Dr. Gazanfer Doğu, Uludağ Üniversitesi Kamu Yönetimi Bölüm Başkanı Prof. Dr.
Bekir Parlak’ı, İnönü Üniversitesi Hukuk Fakültesi’nin kurucu dekanı Prof. Dr.
Kemal Şenocak’ı, Ankara Üniversitesi Ziraat Fakültesinden Prof. Dr. Cengiz
Sancak’ı; ayrıca yurt dışından sempozyuma katılan Berlin Freie
Üniversitesi’nden Prof. Dr. Rainer Czichon’u, Birleşik Arap Emirlikleri Sharjah
Üniversitesi’nden Prof. Dr. İsmail Hakkı Genç’i, Azerbaycan Bilimler
Akademisi’nden Dr. Mehseti İsmayıl’ı anmadan geçemeyeceğim. Yine Samsun’da
bulunan kamu kurumlarından ve odalardan kısmen de olsa temsilcilerin sempozyuma
ilgi gösterdiklerini belirtmeliyim. Örneğin; İl Milli Eğitim Müdiresi Hülya
Ertürk Koç, Sosyal Hizmetler İl Müdürü Adnan İpekdal, İl Özel İdaresi Ar-Ge
Daire Başkanı Eyüp Elmas, Ticaret ve Sanayi Odası Genel Sekreter Yardımcısı
Okan Gümüş ve TMMOB İnşaat Mühendisleri Odasını temsilen İnş. Müh. İshak Taşçı
bildiri sunan katılımcılar arasındaydı.
Burada paylaşılacak olan bilgiler, sempozyumun
başından sonuna kadar içerisinde bulunan bir bilim adamının sempozyuma dair
yaptığı değerlendirmeler ve eleştiriler olarak kabul edilmelidir; yani bu yazı
özde bir özeleştiridir:
1. Bu sempozyum sayesinde Samsun üzerine düşünmek
ve bildirilerden çıkan ortak görüşler itibariyle harekete geçmek, Samsun için
dikkate değer bir adım olacaktır. Bu sempozyum için şehrin üç önemli kurumunun
birliktelik sergilemeleri de kayda değer bir durumdur.

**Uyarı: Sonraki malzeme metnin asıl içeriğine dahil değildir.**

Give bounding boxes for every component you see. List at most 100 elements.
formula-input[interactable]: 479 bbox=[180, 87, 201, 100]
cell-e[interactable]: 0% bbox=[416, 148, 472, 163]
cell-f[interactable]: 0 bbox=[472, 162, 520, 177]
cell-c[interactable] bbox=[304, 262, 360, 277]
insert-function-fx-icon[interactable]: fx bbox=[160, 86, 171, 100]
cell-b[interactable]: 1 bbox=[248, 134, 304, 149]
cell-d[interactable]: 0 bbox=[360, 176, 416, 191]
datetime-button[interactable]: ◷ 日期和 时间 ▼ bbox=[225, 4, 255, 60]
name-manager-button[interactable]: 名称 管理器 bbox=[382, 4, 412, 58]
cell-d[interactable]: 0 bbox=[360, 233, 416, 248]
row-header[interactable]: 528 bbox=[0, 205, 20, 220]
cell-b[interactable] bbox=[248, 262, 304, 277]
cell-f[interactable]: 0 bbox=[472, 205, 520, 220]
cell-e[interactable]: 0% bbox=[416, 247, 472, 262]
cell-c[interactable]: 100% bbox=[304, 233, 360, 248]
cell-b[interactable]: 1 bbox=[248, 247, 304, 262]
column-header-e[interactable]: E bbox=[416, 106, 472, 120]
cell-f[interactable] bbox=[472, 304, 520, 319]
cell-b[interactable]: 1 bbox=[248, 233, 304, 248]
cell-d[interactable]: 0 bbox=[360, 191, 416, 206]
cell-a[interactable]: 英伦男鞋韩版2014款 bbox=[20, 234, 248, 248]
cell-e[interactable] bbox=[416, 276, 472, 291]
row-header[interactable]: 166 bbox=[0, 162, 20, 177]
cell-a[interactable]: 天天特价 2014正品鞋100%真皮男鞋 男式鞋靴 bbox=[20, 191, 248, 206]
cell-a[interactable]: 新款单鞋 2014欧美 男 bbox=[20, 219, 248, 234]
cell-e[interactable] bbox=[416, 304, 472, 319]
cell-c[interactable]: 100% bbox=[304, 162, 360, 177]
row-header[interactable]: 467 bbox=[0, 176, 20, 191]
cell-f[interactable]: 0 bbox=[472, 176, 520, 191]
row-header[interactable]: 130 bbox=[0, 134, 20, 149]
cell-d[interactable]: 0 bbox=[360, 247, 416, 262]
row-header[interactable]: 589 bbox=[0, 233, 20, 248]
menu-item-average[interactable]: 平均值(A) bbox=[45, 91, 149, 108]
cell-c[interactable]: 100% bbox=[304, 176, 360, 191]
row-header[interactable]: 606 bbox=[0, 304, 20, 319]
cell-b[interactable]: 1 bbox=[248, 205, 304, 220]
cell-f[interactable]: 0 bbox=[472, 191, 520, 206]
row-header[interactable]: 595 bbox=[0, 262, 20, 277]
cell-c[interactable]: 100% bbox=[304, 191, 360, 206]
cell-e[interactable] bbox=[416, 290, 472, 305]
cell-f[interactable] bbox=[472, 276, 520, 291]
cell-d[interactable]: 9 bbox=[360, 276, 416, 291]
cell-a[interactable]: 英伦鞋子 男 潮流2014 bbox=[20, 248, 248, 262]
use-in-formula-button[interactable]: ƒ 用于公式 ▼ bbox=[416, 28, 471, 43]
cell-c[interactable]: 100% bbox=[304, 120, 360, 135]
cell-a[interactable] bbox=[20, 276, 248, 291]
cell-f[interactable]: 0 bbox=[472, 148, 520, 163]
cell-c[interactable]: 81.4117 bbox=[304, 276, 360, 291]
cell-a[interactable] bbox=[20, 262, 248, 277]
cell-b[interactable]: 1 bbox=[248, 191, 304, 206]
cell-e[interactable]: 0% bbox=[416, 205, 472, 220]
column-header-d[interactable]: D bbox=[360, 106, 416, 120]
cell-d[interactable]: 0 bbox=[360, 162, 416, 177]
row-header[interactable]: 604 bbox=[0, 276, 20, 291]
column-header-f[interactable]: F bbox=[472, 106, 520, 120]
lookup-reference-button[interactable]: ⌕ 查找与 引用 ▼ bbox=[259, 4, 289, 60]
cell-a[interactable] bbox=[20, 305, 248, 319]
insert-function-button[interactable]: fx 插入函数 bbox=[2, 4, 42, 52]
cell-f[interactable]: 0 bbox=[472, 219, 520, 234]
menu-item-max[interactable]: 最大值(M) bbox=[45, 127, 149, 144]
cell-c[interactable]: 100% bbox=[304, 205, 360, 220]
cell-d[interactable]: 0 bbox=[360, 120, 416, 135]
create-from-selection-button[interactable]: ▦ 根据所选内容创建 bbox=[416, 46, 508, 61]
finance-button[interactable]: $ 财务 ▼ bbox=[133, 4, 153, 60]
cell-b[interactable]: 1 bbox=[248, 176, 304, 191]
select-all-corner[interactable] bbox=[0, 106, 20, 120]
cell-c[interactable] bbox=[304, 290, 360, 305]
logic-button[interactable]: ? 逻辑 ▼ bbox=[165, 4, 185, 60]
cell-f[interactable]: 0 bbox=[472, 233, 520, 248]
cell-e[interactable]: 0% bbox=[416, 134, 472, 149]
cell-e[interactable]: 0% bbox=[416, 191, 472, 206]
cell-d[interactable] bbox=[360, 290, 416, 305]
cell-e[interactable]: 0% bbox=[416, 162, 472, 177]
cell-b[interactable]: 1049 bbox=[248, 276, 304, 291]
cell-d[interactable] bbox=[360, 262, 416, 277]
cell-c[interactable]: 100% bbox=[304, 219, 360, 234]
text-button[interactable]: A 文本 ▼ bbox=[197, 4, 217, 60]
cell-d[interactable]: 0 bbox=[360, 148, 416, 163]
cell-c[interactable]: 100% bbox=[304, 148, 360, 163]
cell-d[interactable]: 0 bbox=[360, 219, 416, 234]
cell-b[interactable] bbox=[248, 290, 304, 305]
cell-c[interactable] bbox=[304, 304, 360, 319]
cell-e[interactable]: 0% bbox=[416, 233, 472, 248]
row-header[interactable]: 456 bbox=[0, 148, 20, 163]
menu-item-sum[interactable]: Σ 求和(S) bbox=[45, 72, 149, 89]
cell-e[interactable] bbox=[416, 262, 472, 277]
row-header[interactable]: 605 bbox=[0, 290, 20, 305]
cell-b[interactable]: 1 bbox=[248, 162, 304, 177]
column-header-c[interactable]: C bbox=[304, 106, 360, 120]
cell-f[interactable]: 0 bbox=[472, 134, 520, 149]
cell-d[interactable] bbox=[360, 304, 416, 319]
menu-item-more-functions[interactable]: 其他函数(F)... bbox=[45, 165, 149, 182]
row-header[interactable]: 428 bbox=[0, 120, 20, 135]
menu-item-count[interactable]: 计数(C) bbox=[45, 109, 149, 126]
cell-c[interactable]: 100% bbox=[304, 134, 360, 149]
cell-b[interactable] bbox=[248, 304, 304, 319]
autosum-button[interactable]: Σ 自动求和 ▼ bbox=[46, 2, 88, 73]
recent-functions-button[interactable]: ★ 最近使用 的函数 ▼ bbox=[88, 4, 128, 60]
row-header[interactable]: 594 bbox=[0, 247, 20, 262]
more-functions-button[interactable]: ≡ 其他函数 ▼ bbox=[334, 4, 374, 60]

2. Sempozyum kitabının yayımlanacak olması
sempozyumun kalıcılığını sağlayacaktır; ayrıca basılacak bu bildiriler Samsun
araştırmaları için bir kaynak kitap oluşturacaktır.
3. Sempozyum bildirilerinin basımı kadar önemli
diğer bir husus da oluşturulacak ihtisas komisyonları/alt komisyonlar sayesinde
çeşitli alanlarda (örneğin; eğitim, kültür ve turizm, kentsel dönüşüm,
lojistik, çevre, sağlık, ekonomi, denizcilik, tarım, gıda ve hayvancılık,
sosyoloji, halkbilimi vs.) dile getirilen sorunlarla ve çözüm önerileriyle
ilgili raporların hazırlanması, Samsun Sempozyumu’na 2023 Samsun vizyonuna
katkı sağlayacak bir işlevsellik kazandıracaktır.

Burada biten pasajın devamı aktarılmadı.